Personally, I don’t have a problem with couples who are having a relationship that aren’t married yet, such as Natalie Portman and her fiance. I do have a problem with creating children and then killing them. In order to put an end to abortion, we need to heal society on many levels: legal, personal, emotional, moral, and spiritual. It is more important to save the lives of children than to convince everyone to get married before having sex. The lives of the children are a priority over the social preferences of social and political conservatives. I think that if people valued the lives of their children and stopped viewing pregnancy as a problem, the committment of couples to each other will increase themselves without me having to browbeat them into it. Priority: save child’s life first. Encourage marriage second.
0 likes
I liked Natalie Portman’s remarks also at the Oscars. I thought she did a beautiful job – and I believe she is intending to be married. Let’s hope that their union is a God-blessed one, and that she does a beautiful job of being the Mom in the family.
Of course, I would have preferred if things were in a different order – but sometimes people grow up and put things in better order. We are working with a couple now who has 4 children and are going to get married in April. They have returned to Church and are working with the pastor to prepare for marriage. We applaud them, even if things are in the wrong order. They are stepping into the rest of their lives with a life-long commitment. God is good.
I agree Ninek.
3 likes
The older I get, the more I realize that you will usually receive the respect you expect and demand.
Gerard, you’ve hit the nail on the head.
My shortened version: Ladies, Stop slopping the hogs with free milk.
Carla, sorry to hear about the comments by your dad. Sounds like you could have used a cow growing up with good aim and an ability to kick hard or a bull with some sharp horns!
3 likes
I raised myself without the love, protection or guidance of my parents. A young girl looking for love. I wish I knew then what I know now.
1 likes
Carla,
I’m sorry that my mention of that awful statement caused such a memory that I knew nothing about. Forgive me for having elicited it. Your dad seems to have been a tragic figure to have had a daughter of such beauty and spoken that way to you.
Alexandra,
You’ll note that I referred to perpetual adolescent males using that phrase, and not men. Real men don’t think in those terms. However, it’s worth women knowing that the phrase is a pretty popular one, giving voice to a pretty prevalent philosophy. The truth about males is this:
We will act as honorably toward women as women demand, and with rare exceptions, no more than you demand.
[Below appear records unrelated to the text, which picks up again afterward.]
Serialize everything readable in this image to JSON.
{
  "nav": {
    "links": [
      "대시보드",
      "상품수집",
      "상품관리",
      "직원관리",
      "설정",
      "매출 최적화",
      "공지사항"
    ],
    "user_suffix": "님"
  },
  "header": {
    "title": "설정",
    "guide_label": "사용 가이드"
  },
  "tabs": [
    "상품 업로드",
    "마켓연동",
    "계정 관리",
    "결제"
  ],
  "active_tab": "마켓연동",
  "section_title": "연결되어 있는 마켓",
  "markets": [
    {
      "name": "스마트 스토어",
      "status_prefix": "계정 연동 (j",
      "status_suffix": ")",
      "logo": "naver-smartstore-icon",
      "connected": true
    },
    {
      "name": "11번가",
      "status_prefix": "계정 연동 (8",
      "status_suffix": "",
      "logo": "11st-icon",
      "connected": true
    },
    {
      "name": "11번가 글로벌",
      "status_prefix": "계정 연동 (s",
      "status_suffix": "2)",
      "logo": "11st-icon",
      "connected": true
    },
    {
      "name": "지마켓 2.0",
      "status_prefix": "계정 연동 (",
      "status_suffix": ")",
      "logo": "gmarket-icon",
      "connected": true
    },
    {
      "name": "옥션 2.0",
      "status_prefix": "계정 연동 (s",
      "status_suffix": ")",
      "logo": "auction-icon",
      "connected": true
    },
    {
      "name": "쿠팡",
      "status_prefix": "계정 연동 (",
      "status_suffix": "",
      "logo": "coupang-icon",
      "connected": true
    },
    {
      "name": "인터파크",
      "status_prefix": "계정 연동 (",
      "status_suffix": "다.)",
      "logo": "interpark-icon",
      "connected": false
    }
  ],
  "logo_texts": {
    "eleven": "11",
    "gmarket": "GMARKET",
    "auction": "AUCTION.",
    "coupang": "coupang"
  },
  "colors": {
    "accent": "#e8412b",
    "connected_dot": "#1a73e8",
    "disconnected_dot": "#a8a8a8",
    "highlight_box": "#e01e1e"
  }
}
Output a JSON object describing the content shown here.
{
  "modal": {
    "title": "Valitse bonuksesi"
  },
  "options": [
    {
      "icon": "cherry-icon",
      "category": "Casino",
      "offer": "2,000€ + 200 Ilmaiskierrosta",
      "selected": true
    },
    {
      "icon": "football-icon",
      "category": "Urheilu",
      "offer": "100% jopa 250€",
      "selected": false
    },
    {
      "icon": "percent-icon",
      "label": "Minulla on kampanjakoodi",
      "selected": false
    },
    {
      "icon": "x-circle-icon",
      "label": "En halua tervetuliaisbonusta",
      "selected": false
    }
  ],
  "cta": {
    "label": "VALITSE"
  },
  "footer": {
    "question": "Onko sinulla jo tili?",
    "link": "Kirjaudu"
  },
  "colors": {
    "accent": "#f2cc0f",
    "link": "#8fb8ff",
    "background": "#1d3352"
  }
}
Boys need solid, honorable men to teach them by word and example. My dad promised my brothers and me that we would spend the rest of our lives in a wheel chair if we even touched a girl inappropriately. He meant it, and we got the message loud and clear. The only other thing he told us was that every girl we dated was to be treated with the same respect we expected our sisters, mother, and grandmothers to be treated with by other men.
To say the least, dad wasn’t checking to make sure we had a condom in our wallet before going on a date.
In the absence of too many such fathers today, it’s up to the women to set the tone, or be used.
5 likes
The lives of the children are a priority over the social preferences of social and political conservatives.
Encouraging marriage is a politically conservative issue? Not solely.What about the fight for legalized gay marriage? Most aren’t politically conservative. I think they see that a married relationship is more secure and satisfying than a non-married one also.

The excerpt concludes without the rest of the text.